To suggest a functional relationship of loci associated with IgG glycosylation, we performed pairwise association analyses of glycome-wide effects of lead SNPs. Glycome-wide effect of the SNP was defined as the vector of z scores [z score = β/se(β)] of this SNP on each of glycans.

Before analysis, we removed 15 derived traits (IGP41 to IGP54) that represent directly measured glycans (IGP1 to IGP15) that were normalized with the surface area of neutrally charged glycans (see the Supplementary Note for details).

We then constructed glycome-wide effects for all 27 lead SNPs from the meta-analysis results for 62 glycans, resulting in 27 vectors of 62 z scores. For every pair of SNPs, we computed the Spearman’s correlation coefficient and corresponding P value between 27 glycome-wide effects.

The network of significant Spearman’s correlations [P value corrected for (27 × 26)/2 = 351 tests, P ≤ 1.4 × 10−4] was visualized using Cytoscape (44), where each node represents one lead SNP annotated with the gene prioritized in the region of that SNP and width and color intensity of edges present squared Spearman’s correlation coefficient of the two nodes. We next performed clustering analysis of the full correlation matrix by applying hierarchical clustering with Euclidean distance and complete linkage. To validate the network, we performed permutation analysis and compared the network with STRING PPI networks (16).
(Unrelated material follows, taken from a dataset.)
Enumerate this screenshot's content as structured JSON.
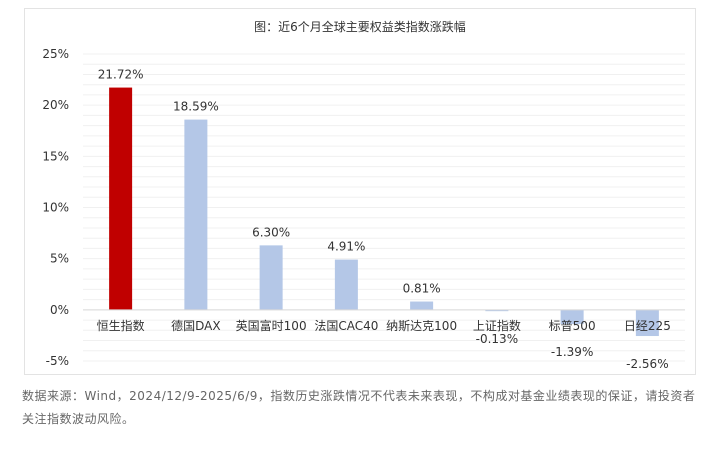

The permutation analysis was performed by estimating the correlation of glycome-wide effects of every top SNP and glycome-wide effects of 100,000 random SNPs. To ensure that no glycosylation-associated SNPs were included in the permutation analysis, the following procedure was used. From the list of all HapMap release 22 SNPs (2,574,585 SNPs), all variants from the associated loci were removed, resulting in 2,510,568 remaining SNPs. An additional 6641 SNPs were removed because they had PGWAS ≤ 5 × 10−5 in at least one glycosylation GWAS. The final list contained 2,503,927 SNPs. From this list, 100,000 SNPs were randomly selected for the permutation analysis. A Spearman’s correlation between glycome-wide effects of each of the 27 top SNPs with glycome-wide effects of 100,000 random SNPs was computed. These correlations were then compared with correlations used to construct the network.
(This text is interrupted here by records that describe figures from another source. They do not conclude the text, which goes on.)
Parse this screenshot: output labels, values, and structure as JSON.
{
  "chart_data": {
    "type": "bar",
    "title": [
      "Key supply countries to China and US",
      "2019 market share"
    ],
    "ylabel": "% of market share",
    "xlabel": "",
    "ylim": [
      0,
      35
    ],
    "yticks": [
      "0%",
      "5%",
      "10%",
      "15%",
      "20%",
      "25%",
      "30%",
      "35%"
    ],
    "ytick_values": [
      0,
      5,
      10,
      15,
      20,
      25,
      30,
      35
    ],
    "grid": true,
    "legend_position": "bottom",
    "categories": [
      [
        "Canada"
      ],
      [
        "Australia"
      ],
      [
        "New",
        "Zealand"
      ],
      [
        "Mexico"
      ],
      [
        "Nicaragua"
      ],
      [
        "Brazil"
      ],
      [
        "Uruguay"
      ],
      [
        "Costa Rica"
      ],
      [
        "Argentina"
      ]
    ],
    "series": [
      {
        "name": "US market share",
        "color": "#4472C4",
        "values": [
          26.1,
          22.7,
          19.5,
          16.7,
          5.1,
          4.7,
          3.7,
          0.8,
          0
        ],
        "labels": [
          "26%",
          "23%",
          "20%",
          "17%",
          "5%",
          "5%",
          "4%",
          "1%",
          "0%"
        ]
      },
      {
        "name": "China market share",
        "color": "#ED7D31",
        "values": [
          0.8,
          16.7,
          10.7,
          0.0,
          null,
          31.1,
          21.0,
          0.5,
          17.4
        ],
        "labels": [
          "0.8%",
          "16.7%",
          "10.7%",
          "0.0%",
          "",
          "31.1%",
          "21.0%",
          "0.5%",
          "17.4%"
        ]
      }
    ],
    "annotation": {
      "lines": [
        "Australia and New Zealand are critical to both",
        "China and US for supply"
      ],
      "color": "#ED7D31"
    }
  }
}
Additional validation was performed by comparing the network obtained by submitting IgG N-glycosylation candidate genes to the STRING database of PPIs (version 10.5, accessed in September 2017) (16).

ChIP-seq data (.narrowPeak files) for the TFs were downloaded from for the GM12878 LCL. The peak-motifs tool (18) in the Regulatory Sequence Analysis Tools was used for motif discovery in the peak sequences of the ChIP-seq datasets. To assess whether glycosylation-associated SNPs disrupt or introduce TF-binding sites, we first filtered out all SNPs with no predicted effect on TF binding, with TF weight score P values higher than 1.8 × 10−8 (0.05/2,764,712, Bonferroni corrected for the number of tests performed). We then further filtered out the SNPs whose alternate alleles had similar TF-binding scores and focused on SNPs for which one allele results in loss of TF-binding site. To compare frequencies of TF-binding site disruptions of glycosylation SNPs and other SNPs in the region, we performed the same analysis using all significantly and suggestively associated glycosylation SNPs (associated SNPs) and all SNPs within 50 kb of every glycosylation locus whose association P value was ≤5 × 10−4 (nonassociated SNPs) and compared frequency of SNPs that are predicted to significantly (Bonferroni-corrected P ≤ 1.8 × 10−8) disrupt binding for the given TF.

Hi-C data derived from GM12878, digested with Mbo I, were interrogated using the online tool available at (45). More details can be found in the Supplementary Note.